Behind her is a delicate historical pattern with fronds that entwine. Below her there is a tranche or line of figures that are queuing as if going to work or to a war camp.
A large brightly coloured parenthesis or bracket shape taken from an illuminated manuscript divides her from the rest of the painting frame. The medievalesque is also used in a motif at the top of the painting that uses a marginal pattern of faces. On the left there are comic figures that hang over a this pattern as if they are on a balustrade, like peeping Toms or voyeurs.
The other main figure is not based on a life-drawing, she is more naively drawn. She is looking up at the portrait of pregnancy with amusement. Her age is unclear. She has contemporary clothing of a red coat with a design of a small figure on the back. of her red coat. She is pegging out washing.
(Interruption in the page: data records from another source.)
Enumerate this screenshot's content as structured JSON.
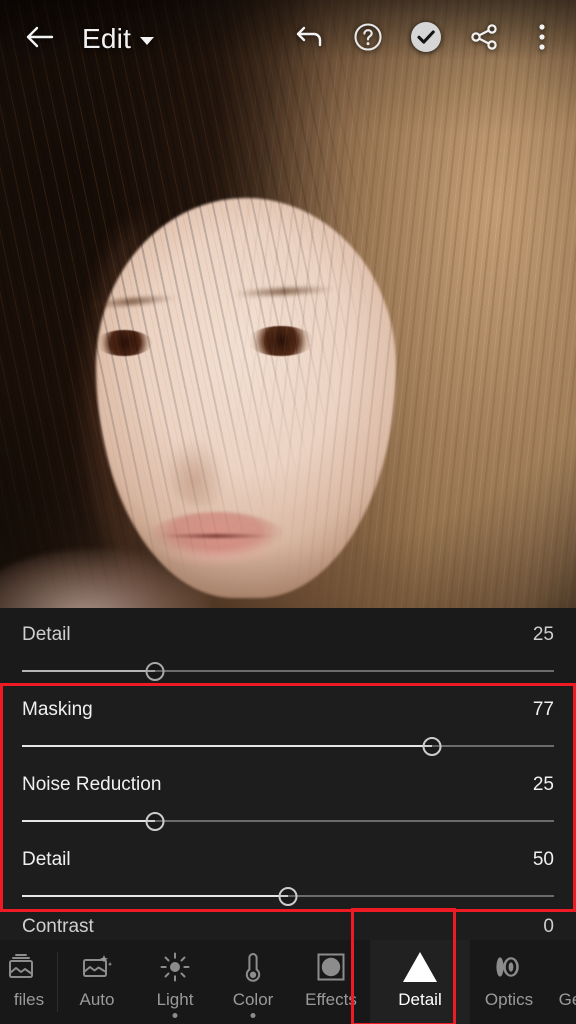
{
  "app": {
    "screen_title": "Edit"
  },
  "topbar": {
    "back_icon": "back-arrow-icon",
    "title": "Edit",
    "title_caret_icon": "chevron-down-icon",
    "undo_icon": "undo-icon",
    "help_icon": "help-circle-icon",
    "done_icon": "check-circle-icon",
    "share_icon": "share-icon",
    "more_icon": "overflow-menu-icon"
  },
  "panel": {
    "sliders": [
      {
        "label": "Detail",
        "value": "25",
        "percent": 25,
        "highlighted": false
      },
      {
        "label": "Masking",
        "value": "77",
        "percent": 77,
        "highlighted": true
      },
      {
        "label": "Noise Reduction",
        "value": "25",
        "percent": 25,
        "highlighted": true
      },
      {
        "label": "Detail",
        "value": "50",
        "percent": 50,
        "highlighted": true
      }
    ],
    "partial_slider": {
      "label": "Contrast",
      "value": "0"
    }
  },
  "annotations": {
    "highlight_color": "#ee1b24",
    "slider_group_box": "masking-noise-detail-group",
    "tab_box": "detail-tab"
  },
  "bottomnav": {
    "items": [
      {
        "label": "files",
        "icon": "profiles-icon",
        "active": false,
        "dot": false,
        "badge": null
      },
      {
        "label": "Auto",
        "icon": "auto-magic-icon",
        "active": false,
        "dot": false,
        "badge": null
      },
      {
        "label": "Light",
        "icon": "sun-icon",
        "active": false,
        "dot": true,
        "badge": null
      },
      {
        "label": "Color",
        "icon": "thermometer-icon",
        "active": false,
        "dot": true,
        "badge": null
      },
      {
        "label": "Effects",
        "icon": "vignette-icon",
        "active": false,
        "dot": false,
        "badge": null
      },
      {
        "label": "Detail",
        "icon": "triangle-icon",
        "active": true,
        "dot": false,
        "badge": null
      },
      {
        "label": "Optics",
        "icon": "lens-icon",
        "active": false,
        "dot": false,
        "badge": null
      },
      {
        "label": "Geometry",
        "icon": "perspective-grid-icon",
        "active": false,
        "dot": false,
        "badge": "star"
      }
    ]
  }
}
The washing is drifting in the breeze, acting as a reminder of domestic work but also intimating curtains and revelations in time. Behind the washing there are other figures of women and children who seem to be relaxing and playing yet there is something insubstantial and tense in their presence.
All of this rests on top of an entablature of words and simple lilies. Some of the words are clear, some are hidden; ‘Here’s looking at you kid’ is a phrase that comes to mind.’
Painting title: ‘Remember when life was so simple’, oil on canvas, 70x90x4cm, 2022 Unfinished work in progress.
Intended irony in the title. Life is never simple.